The fact of the matter is that AI computers can now scan the data of thousands of fields of study, select what is required and formulate a cohesive response. Furthermore they can do it in microseconds. Scanning algorithms is even easier and human individuals are, in fact, little more than moderately complex algorithms. Biometrical sensors can spot criminal or political ‘deviance’ long before there is any overt manifestation of it. AI can even map our emotions via our eye movements and body language. By accessing decades of someone’s life, problems, solutions and patterns the AI computer, in short, knows us better, far, far better, than we know ourselves. And, unlike humans, it is not biased. AI knows what we will do and will soon be able to influence us. The historical myth of free will will be dispelled for ever.

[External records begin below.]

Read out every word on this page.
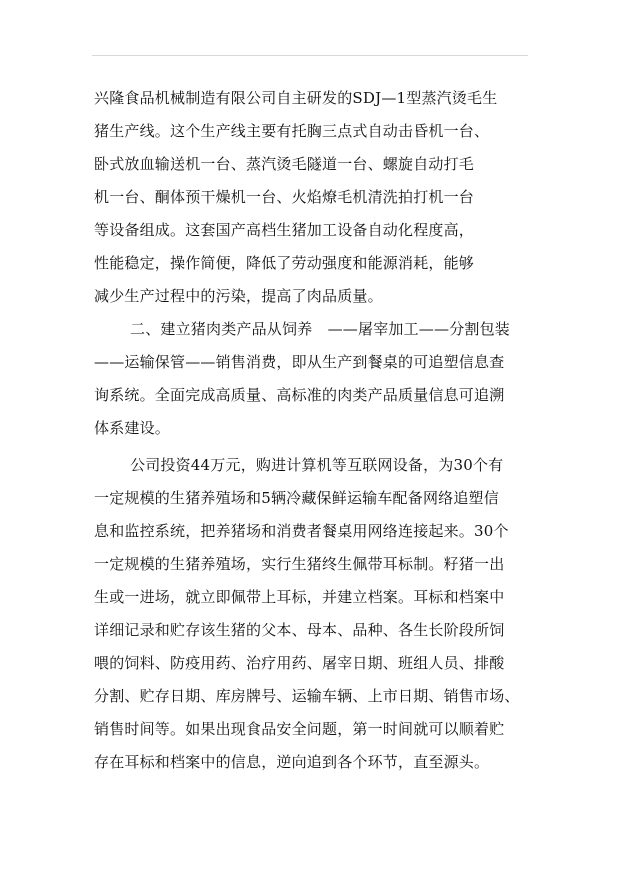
兴隆食品机械制造有限公司自主研发的SDJ—1型蒸汽烫毛生
猪生产线。这个生产线主要有托胸三点式自动击昏机一台、
卧式放血输送机一台、蒸汽烫毛隧道一台、螺旋自动打毛
机一台、酮体预干燥机一台、火焰燎毛机清洗拍打机一台
等设备组成。这套国产高档生猪加工设备自动化程度高，
性能稳定，操作简便，降低了劳动强度和能源消耗，能够
减少生产过程中的污染，提高了肉品质量。
二、建立猪肉类产品从饲养　——屠宰加工——分割包装
——运输保管——销售消费，即从生产到餐桌的可追塑信息查
询系统。全面完成高质量、高标准的肉类产品质量信息可追溯
体系建设。
公司投资44万元，购进计算机等互联网设备，为30个有
一定规模的生猪养殖场和5辆冷藏保鲜运输车配备网络追塑信
息和监控系统，把养猪场和消费者餐桌用网络连接起来。30个
一定规模的生猪养殖场，实行生猪终生佩带耳标制。籽猪一出
生或一进场，就立即佩带上耳标，并建立档案。耳标和档案中
详细记录和贮存该生猪的父本、母本、品种、各生长阶段所饲
喂的饲料、防疫用药、治疗用药、屠宰日期、班组人员、排酸
分割、贮存日期、库房牌号、运输车辆、上市日期、销售市场、
销售时间等。如果出现食品安全问题，第一时间就可以顺着贮
存在耳标和档案中的信息，逆向追到各个环节，直至源头。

The second part of the current problem is the astounding progress of robotics, the ability to build machines that can do almost anything a human can do, faster, with greater accuracy and at far lower cost. For example robots can plough, fertilise, monitor growth, harvest, sort, pack and deliver agricultural produce without human involvement. Shipping, centrally controlled, will be safer than ever in history. Diseases can be spotted from a mere few faulty cells and treated even before the patient has any symptoms. Road traffic, each vehicle connected centrally, can be managed more efficiently than by any other method. You don’t need to be much of a luddite to see the threat to the employment spectrum.

Some tasks seem likely to go on needing the human touch – nursing, for example, and the creative arts but, at a rough guess, ten years from now there will be, worldwide, about two billion humans out of work and with no prospect of re-employment, ever.

And how do you cope with two billion – and rising – ‘useless’ people who will never work again? They still have to eat, live somewhere, be occupied and sustained. How can governments cope with this? Assuming macroeuthanasia is out of the question who will pay the useless? And how? Via a Universal Basic Income? How much? And from what source? What would be fair, to everyone? Should they have votes? And at what cost to democracy?

What it all boils down to is that the unthinking, materialist world has created this huge monster. Now we have to feed it before it turns on us. It will be loose amongst us in no time at all. How do we control and cope with it?

See what I mean by ‘a problem?’ Artificial Intelligence is coming, but human stupidity is eternal.